Any opinion on whether a similar approach be suitable if instead one wanted to run Borg as a client on TrueNAS SCALE?

AnotherStranger commented 3 months ago

Hi everyone, Thanks @AnotherStranger, I tested your docker-borg-backup image and it works well!

I went with another route though. I tried deploying AnotherStranger/docker-borg-backup on TrueNAS SCALE, but the Environment variables only accept values up to 1024 characters :( so I couldn't pass a value with multiple SSH keys.

I also wanted more flexibility in the authorized_keys, such as a different path for each user/client machine.

My approach is to use a generic OpenSSH image linuxserver/openssh-server instead of looking for a Borg-specific image. I found out about LinuxServer.io, which is a collection of community-maintained images. They are all built with s6-overlay which makes them very easy to customize and extend. They also have design standards, such as storing all persistent configuration in /config, which also makes it really easy to manage.

Here is my full solution: https://alexandre.deverteuil.net/post/borg-backup-server-on-truenas-scale/ My post is about hosting on TrueNAS SCALE, but it can be used with any Docker environment.

Hey @adeverteuil, Sorry for not getting back to you earlier! I read your blog entry, and it was a very nice read!

Regarding the Environment variable size: The container now supports mounting your authorized_keys file as an alternative to the Environment variable. So for anyone who is still looking for this feature, you can give my container image a try here: https://github.com/AnotherStranger/docker-borg-backup/issues.

Regarding TrueNas: There is a chart to install the borg-server image to your TrueNas Scale installation available here. However, I don't have a TrueNas server, so I can't say anything about this chart.

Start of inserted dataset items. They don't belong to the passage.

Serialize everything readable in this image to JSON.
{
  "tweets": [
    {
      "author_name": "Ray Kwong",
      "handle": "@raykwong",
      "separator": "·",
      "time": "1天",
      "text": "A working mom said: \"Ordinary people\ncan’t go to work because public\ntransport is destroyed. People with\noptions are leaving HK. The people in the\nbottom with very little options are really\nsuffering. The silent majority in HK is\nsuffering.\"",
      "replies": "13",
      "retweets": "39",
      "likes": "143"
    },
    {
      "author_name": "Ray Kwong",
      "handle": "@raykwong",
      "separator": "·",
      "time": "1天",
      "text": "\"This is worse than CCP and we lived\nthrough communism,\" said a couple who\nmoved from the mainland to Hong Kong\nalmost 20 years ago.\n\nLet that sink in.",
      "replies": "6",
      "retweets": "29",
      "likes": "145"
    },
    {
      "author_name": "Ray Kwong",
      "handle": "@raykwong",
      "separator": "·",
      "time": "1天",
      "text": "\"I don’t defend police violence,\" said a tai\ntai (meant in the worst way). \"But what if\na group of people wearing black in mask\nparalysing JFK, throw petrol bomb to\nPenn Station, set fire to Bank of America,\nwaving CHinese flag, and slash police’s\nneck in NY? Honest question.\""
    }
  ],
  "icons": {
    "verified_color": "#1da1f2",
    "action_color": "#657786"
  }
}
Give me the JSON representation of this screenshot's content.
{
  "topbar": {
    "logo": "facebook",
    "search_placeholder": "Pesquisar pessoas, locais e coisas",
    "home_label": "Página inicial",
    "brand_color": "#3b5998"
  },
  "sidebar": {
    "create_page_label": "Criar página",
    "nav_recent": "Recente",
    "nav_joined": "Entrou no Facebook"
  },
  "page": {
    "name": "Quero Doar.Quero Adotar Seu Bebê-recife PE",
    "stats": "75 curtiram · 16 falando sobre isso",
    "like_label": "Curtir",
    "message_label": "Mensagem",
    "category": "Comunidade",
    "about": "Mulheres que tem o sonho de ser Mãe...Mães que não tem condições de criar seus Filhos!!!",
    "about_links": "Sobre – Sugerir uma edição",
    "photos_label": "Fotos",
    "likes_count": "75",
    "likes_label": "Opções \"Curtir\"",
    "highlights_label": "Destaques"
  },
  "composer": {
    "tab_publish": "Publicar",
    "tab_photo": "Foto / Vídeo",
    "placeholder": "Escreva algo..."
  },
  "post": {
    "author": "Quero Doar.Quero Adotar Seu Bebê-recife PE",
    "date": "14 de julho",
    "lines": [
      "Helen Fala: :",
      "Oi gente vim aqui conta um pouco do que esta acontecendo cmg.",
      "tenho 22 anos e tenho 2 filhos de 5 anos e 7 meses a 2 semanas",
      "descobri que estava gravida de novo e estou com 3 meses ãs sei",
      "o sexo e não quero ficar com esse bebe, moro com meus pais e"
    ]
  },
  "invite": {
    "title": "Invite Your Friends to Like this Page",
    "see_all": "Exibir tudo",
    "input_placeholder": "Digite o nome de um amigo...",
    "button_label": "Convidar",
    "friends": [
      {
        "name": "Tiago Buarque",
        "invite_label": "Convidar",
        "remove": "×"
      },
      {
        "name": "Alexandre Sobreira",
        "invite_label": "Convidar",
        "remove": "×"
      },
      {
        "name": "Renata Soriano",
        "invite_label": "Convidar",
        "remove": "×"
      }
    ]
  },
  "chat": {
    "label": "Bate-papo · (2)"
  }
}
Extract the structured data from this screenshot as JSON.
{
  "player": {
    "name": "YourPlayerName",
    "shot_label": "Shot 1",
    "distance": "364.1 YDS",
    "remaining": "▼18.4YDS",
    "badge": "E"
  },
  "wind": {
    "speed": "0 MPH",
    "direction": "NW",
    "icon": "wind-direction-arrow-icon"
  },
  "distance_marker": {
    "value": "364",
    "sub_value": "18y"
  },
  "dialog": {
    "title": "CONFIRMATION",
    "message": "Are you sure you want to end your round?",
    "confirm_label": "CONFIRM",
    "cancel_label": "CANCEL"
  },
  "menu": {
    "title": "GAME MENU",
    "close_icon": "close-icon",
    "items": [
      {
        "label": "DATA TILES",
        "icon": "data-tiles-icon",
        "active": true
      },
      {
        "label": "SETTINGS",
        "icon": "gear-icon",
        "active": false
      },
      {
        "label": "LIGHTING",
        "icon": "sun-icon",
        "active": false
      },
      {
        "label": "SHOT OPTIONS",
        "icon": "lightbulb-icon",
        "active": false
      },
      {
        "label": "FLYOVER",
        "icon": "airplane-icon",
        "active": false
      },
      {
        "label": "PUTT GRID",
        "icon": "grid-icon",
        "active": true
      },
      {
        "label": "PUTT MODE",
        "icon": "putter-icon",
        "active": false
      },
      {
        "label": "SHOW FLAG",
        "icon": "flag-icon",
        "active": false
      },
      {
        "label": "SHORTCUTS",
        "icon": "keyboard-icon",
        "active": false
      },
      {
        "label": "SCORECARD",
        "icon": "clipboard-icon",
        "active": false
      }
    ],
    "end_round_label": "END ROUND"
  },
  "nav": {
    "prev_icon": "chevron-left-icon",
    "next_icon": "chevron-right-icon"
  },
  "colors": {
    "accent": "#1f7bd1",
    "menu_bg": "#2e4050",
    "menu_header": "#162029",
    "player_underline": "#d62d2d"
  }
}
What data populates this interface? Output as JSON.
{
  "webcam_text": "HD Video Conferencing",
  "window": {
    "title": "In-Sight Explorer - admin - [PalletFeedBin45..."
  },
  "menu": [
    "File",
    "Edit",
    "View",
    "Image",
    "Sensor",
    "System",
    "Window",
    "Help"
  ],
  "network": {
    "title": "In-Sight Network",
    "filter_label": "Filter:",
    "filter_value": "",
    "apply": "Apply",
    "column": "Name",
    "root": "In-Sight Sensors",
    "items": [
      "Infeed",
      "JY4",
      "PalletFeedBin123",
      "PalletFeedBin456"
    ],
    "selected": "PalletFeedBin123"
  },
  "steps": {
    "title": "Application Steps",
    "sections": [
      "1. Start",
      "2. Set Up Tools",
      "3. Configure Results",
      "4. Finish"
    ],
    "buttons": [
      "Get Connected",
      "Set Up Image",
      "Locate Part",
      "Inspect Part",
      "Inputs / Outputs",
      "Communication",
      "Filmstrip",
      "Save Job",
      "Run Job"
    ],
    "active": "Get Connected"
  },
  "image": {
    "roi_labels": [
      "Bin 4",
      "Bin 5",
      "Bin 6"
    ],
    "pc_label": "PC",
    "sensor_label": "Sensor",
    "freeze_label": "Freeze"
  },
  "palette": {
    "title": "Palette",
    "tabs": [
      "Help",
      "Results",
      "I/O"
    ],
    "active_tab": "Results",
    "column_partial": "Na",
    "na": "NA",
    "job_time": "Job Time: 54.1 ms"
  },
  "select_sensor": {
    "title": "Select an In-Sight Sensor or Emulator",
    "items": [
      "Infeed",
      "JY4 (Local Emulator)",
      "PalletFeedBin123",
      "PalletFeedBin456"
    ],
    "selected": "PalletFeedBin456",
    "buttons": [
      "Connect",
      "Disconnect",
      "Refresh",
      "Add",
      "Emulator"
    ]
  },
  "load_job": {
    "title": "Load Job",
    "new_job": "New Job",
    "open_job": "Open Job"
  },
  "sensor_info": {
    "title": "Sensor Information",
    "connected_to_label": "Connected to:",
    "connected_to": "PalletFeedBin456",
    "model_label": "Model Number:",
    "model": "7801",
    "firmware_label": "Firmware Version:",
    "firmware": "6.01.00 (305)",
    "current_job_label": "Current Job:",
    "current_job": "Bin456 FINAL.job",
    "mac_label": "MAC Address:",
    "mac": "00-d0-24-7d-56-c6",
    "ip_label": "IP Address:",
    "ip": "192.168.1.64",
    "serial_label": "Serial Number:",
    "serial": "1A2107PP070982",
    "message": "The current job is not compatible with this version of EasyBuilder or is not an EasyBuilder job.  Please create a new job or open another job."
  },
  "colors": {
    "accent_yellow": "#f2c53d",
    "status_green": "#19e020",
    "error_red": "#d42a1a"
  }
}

If anyone here has any Feedback or feature requests for the server image, feel free to open an Issue in the docker-borg-backup repo.

rugk commented 3 months ago

BTW in case one does not know it yet, https://borgwarehouse.com/ looks like a very promising candidate, if you want a little more aka a (web) GUI to manage the repositories of your backup (server).

I have not practically tested it yet, but it looks very great from what I can see and read there!